Figure 1. Typical range of EOR technologies application.
In a recent study carried out by Repsol, different chemical EOR techniques, such as polymers, surfactants and low-salinity water flooding, have been tested in a turbiditic oil field offshore, with a medium-heavy oil gravity crude and a high formation water salinity between 80 000 and 90 000 ppm.
The aim of the study was to evaluate the feasibility of increasing oil production as well as the recovery factor by using EOR technology. In order to determine which EOR technologies would be suitable for the case study, a pre-screening methodology using average properties based on a Pass/No Pass gate was used.
The reservoir used in this pilot study was a turbidite at a depth of 2300 m, 54°C, with a pressure of 2650 psi, with very high salinity production water (60000 - 70000ppm NaCl, 300 – 1500 ppm Ca++, 200 – 750 ppm Mg++). The crude oil shows 16° to 22° API gravity, with viscosity between 7 and 22 cP at reservoir conditions and water table between 800 and 1500m. Figure 2 shows the EOR pre-screening results and technologies that may be applied including EOR chemical processes and gas injection.
Figure 2. EOR case study pre-screening results.
Water and chemical core flood experiments have been conducted using core plugs and oil samples from the field to assess the feasibility of increasing the RF. Core plug samples have air permeability ranging from 2123 to 3434 mD with a porosity between 29.0% and 35.1%. All selected core samples were prepared by restoring them to their native wettability condition in the reservoir.
Experimental core flooding at our field condition indicated that Polymer (P), Cross Linked Polymer (CLP) and low salinity water (LSW) have demonstrated their technical feasibility as potential chemical EOR methods. LSW in particular has shown a very relevant result as it has increased oil recovery by more than 15.5% when compared to the brine injection. In addition, with 4PV of polymer (1000 ppm and 2000 ppm), oil recovery has been increased by 14.5%. CLP incremental oil recovery was 8.8% but with only 1PV CLP slug (600 ppm), resulting in a more effective chemical than the conventional polymer. CLP in brine followed by LSW recovery has been 18.7%. LSW followed by polymer shows an incremental recovery of 27.3%, which is much higher than the conventional polymer and brine.
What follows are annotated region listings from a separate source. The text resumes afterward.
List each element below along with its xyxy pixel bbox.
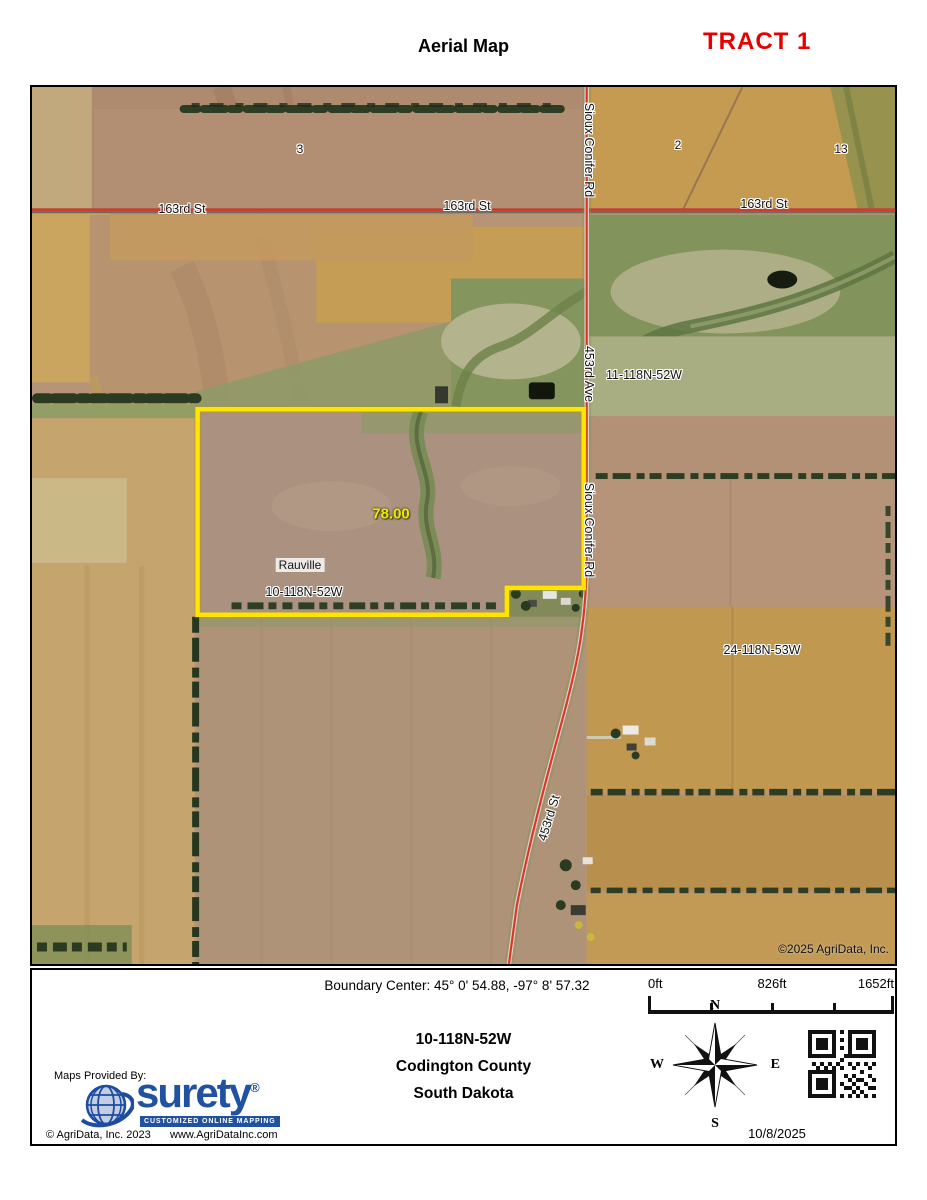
scale-tick-mid: 826ft: [758, 976, 787, 991]
street-label-163rd-east: 163rd St: [740, 197, 787, 211]
registered-mark: ®: [250, 1080, 260, 1095]
compass-east-label: E: [771, 1057, 780, 1073]
scale-tick-0: 0ft: [648, 976, 662, 991]
tract-acreage-label: 78.00: [372, 506, 410, 523]
provider-block: Maps Provided By: surety® CUSTOMIZED ONL…: [32, 970, 312, 1144]
surety-wordmark: surety: [136, 1069, 250, 1116]
compass-star: [660, 1010, 770, 1120]
tract-label: TRACT 1: [703, 28, 811, 56]
street-label-163rd-west: 163rd St: [158, 202, 205, 216]
scale-tick-mark: [891, 996, 894, 1010]
aerial-map: 163rd St 163rd St 163rd St Sioux Conifer…: [30, 85, 897, 966]
street-label-sioux-conifer-mid: Sioux Conifer Rd: [582, 483, 596, 578]
compass-rose-icon: N E S W: [650, 1000, 780, 1130]
map-copyright: ©2025 AgriData, Inc.: [778, 942, 889, 956]
provider-website: www.AgriDataInc.com: [170, 1129, 278, 1141]
street-label-163rd-mid: 163rd St: [443, 199, 490, 213]
section-number-2: 2: [675, 138, 682, 152]
township-label-10-118N-52W: 10-118N-52W: [266, 585, 343, 599]
compass-south-label: S: [711, 1116, 719, 1132]
aerial-map-page: Aerial Map TRACT 1: [0, 0, 927, 1200]
township-label-24-118N-53W: 24-118N-53W: [724, 643, 801, 657]
compass-west-label: W: [650, 1057, 664, 1073]
aerial-imagery: [32, 87, 895, 964]
surety-brand: surety®: [136, 1072, 260, 1114]
compass-north-label: N: [710, 998, 720, 1014]
surety-tagline: CUSTOMIZED ONLINE MAPPING: [140, 1116, 280, 1127]
place-label-rauville: Rauville: [276, 558, 325, 572]
provider-copyright: © AgriData, Inc. 2023: [46, 1129, 151, 1141]
qr-code: [807, 1029, 877, 1099]
township-label-11-118N-52W: 11-118N-52W: [606, 368, 682, 382]
section-number-13: 13: [834, 142, 847, 156]
scale-tick-mark: [833, 1003, 836, 1010]
section-number-3: 3: [297, 142, 304, 156]
street-label-sioux-conifer-north: Sioux Conifer Rd: [582, 103, 596, 198]
surety-globe-icon: [80, 1080, 134, 1132]
scale-tick-end: 1652ft: [858, 976, 894, 991]
street-label-453rd-ave: 453rd Ave: [582, 346, 596, 402]
info-panel: Boundary Center: 45° 0' 54.88, -97° 8' 5…: [30, 968, 897, 1146]
map-date: 10/8/2025: [727, 1126, 827, 1141]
This study showed that selected surfactants were able to reduce the interfacial tension, but the additional recovery was marginal when compared with the cost of the chemical. CLP and conventional polymer present a promising performance in mobility control under reservoir conditions. Moreover, synergy effects were observed for LSW-Polymer and LSW-CLP, but additional research is needed in order to optimize these phenomena. The experiments conducted obtained key results that were used to improve the modeling and support the scale-up from the lab to the field.
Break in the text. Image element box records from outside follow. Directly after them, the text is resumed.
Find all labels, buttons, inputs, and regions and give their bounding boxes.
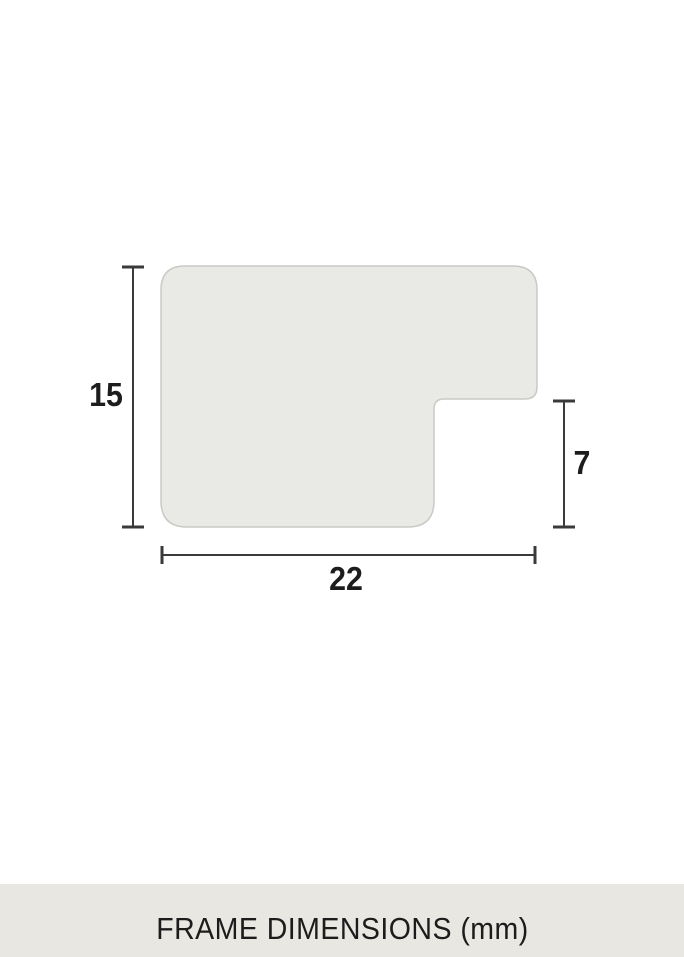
- caption-bar: FRAME DIMENSIONS (mm): [0, 884, 684, 957]
- frame-dimensions-diagram: 15 7 22 FRAME DIMENSIONS (mm): [0, 0, 684, 957]
- profile-diagram-svg: [0, 0, 684, 884]
- height-dimension-label: 15: [69, 377, 143, 413]
- frame-profile-shape: [161, 266, 537, 527]
- width-dimension-label: 22: [309, 561, 383, 597]
- caption-text: FRAME DIMENSIONS (mm): [156, 911, 528, 947]
- notch-dimension-label: 7: [545, 445, 619, 481]
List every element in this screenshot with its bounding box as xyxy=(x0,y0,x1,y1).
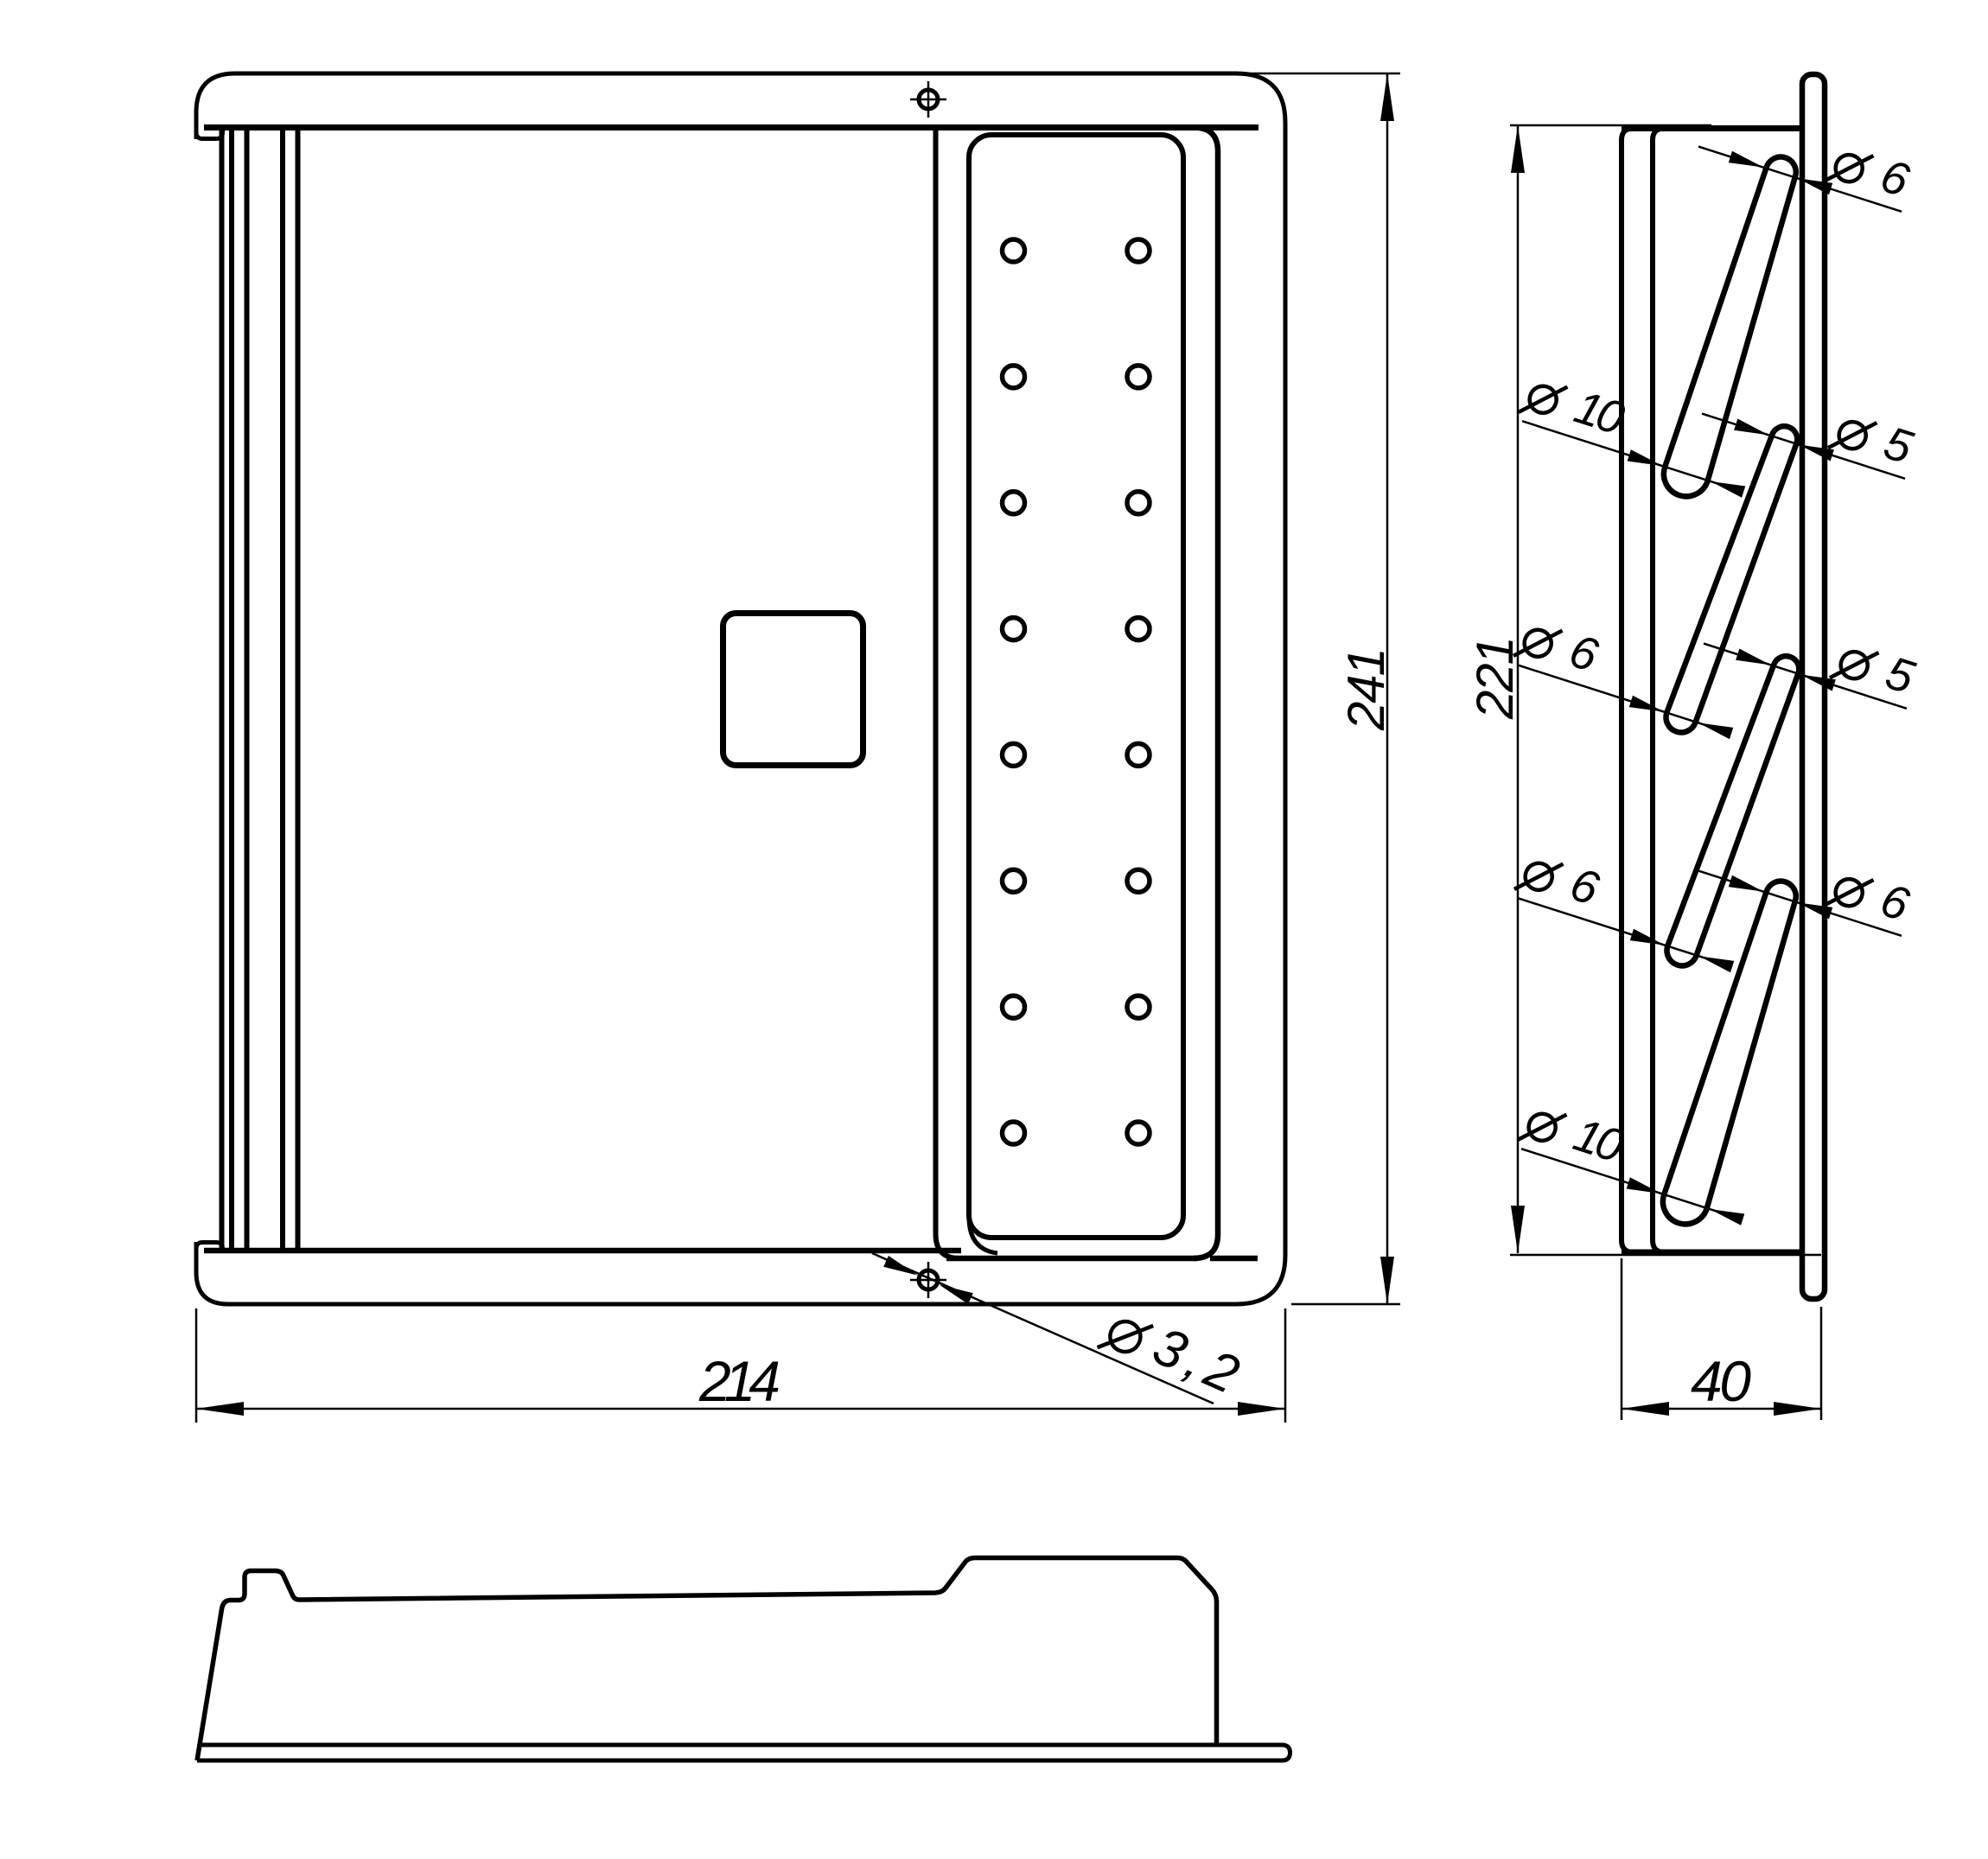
svg-text:241: 241 xyxy=(1337,647,1395,731)
svg-text:221: 221 xyxy=(1466,636,1524,720)
svg-text:214: 214 xyxy=(698,1349,781,1413)
svg-text:40: 40 xyxy=(1691,1349,1751,1413)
Figures 3 & 4 show the structure of the dynamic model (25875 blocks) of the pilot selected area and the summary of the chemical EOR simulation results. The incremental oil recovery factor of the pilot area has been 7.4% for LSW, 6.0% for CLP, 5.4% for P and 6.9% for SP for the pilot area. The cost of chemicals per incremental barrel shows the lower value with US$2.0/bbl for CLP, US$3.5/bbl for P and US$6.5/bbl for SP. No chemicals have been injected with the LSW, but limitation of this process for an offshore facility is the availability of space in the platform to install the required equipment to desalt the sea water.
Figure 3 Structural model of the pilot area.
Figure 4. Chemical EOR simulation results.
Those results indicate the potential value to apply Chemical EOR on offshore reservoirs considering the operation conditions and the space limitations on platforms.